Progresión y secretos
El avance se basa en el conocimiento acumulado más que en desbloqueos permanentes entre partidas. Cada muerte revela más información sobre rutas de patrulla, activadores de trampas e interacciones entre gadgets, permitiendo estrategias más refinadas en los siguientes intentos. El sistema de base de datos apoya este proceso registrando descubrimientos que mejoran indirectamente el rendimiento futuro sin alterar la generación por procedimientos.
Los secretos recompensan la exploración exhaustiva con objetos raros o rutas alternativas que acortan secciones posteriores. Estas zonas suelen requerir gadgets específicos o plataformas precisas para acceder, creando incentivos naturales para experimentar con diferentes equipamientos. El equilibrio fomenta tanto los empujes agresivos hacia la salida como el saqueo deliberado, según las oportunidades de cada partida.
¿Merece la pena jugarlo?
Meganoid está dirigido a jugadores que disfrutan de juegos de plataformas de alta dificultad centrados en el reconocimiento de patrones y la adaptación, en lugar de checkpoints indulgentes. Su estructura procedural ofrece un valor de repetición constante gracias a la variedad de niveles y combinaciones de gadgets, aunque la curva de aprendizaje pronunciada provoca fracasos frecuentes al principio.

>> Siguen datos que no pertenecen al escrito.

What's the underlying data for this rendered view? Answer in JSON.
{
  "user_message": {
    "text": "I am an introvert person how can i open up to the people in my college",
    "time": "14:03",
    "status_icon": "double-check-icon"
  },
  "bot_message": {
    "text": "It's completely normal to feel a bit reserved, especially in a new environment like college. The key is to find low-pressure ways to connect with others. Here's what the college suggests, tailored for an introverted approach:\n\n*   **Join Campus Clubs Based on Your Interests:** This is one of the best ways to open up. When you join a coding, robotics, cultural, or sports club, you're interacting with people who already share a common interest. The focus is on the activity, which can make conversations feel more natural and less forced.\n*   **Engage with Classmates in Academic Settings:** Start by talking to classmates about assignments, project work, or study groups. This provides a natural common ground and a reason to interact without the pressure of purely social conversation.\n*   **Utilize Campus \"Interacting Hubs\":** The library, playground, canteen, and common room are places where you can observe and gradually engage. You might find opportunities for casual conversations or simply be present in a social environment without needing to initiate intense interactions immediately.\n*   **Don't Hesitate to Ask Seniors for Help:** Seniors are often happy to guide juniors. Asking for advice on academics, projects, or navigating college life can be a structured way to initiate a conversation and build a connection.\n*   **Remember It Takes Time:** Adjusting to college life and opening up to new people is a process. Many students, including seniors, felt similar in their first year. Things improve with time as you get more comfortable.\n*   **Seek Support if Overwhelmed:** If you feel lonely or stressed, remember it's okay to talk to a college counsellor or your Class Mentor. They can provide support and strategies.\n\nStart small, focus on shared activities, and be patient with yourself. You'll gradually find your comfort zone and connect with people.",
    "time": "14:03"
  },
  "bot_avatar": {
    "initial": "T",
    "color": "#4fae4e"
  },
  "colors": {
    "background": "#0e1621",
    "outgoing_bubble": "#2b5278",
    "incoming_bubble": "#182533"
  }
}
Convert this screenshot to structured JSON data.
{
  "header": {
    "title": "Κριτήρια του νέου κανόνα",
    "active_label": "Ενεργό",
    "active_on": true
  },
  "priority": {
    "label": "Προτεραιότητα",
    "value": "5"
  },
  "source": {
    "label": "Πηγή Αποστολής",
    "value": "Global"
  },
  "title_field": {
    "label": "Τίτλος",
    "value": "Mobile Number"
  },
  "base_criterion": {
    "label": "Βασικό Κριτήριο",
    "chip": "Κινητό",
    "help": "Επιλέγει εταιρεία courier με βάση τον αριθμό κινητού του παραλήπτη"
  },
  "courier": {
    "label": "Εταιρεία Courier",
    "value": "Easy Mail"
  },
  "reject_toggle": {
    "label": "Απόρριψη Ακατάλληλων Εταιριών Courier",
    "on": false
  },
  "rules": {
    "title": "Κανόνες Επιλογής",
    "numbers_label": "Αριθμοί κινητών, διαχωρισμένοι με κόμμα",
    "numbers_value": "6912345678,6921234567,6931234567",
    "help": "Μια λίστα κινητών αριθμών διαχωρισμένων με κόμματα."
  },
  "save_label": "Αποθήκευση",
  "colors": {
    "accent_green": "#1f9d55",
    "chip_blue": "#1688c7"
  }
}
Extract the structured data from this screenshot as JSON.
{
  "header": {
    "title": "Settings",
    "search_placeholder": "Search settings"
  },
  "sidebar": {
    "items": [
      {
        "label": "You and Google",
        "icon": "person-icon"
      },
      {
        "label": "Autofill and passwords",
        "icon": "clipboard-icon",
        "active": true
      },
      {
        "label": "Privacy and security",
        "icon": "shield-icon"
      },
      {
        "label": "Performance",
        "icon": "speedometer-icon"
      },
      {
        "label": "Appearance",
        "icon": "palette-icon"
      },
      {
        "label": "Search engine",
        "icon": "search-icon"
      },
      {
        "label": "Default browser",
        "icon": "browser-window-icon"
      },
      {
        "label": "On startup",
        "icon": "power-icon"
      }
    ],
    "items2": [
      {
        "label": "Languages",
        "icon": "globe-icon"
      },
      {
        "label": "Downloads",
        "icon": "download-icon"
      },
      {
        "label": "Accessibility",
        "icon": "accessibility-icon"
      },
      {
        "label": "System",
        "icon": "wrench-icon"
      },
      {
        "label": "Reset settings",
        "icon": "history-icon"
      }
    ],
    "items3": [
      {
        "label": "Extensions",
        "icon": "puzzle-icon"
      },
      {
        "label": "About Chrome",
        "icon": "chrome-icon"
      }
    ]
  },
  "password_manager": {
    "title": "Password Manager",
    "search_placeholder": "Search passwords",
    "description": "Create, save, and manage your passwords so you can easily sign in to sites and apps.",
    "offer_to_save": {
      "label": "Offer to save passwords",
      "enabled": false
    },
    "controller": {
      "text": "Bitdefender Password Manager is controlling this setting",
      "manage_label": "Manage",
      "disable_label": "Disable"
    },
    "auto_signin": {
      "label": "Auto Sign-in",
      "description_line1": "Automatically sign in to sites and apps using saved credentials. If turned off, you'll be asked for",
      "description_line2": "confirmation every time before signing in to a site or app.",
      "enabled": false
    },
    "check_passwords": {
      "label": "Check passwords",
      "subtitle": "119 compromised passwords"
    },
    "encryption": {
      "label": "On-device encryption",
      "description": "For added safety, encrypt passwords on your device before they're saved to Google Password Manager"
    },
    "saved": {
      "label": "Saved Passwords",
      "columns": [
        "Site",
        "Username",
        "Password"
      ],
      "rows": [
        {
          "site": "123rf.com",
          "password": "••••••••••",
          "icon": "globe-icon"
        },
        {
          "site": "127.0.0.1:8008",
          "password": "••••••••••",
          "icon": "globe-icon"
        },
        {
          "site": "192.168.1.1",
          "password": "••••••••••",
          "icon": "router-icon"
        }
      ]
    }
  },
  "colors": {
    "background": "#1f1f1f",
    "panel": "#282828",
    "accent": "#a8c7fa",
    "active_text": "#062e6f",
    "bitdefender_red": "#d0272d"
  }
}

En Steam recibe opiniones mixtas, con un 63 % de valoraciones positivas de un número reducido de reseñas, destacando su adictividad para quienes toleran la frustración junto con quejas sobre problemas ocasionales de equilibrio o controles. El juego se lanzó en 2017 y no recibe actualizaciones estacionales importantes, manteniéndose como un título centrado y autosuficiente sin contenido adicional continuo.
Quienes buscan controles precisos, decisiones roguelike de riesgo-recompensa y exploración en una nave espacial encontrarán los sistemas gratificantes tras una inversión inicial. Los jugadores que prefieren plataformas más ligeras o campañas estructuradas pueden optar por alternativas con un ritmo más accesible.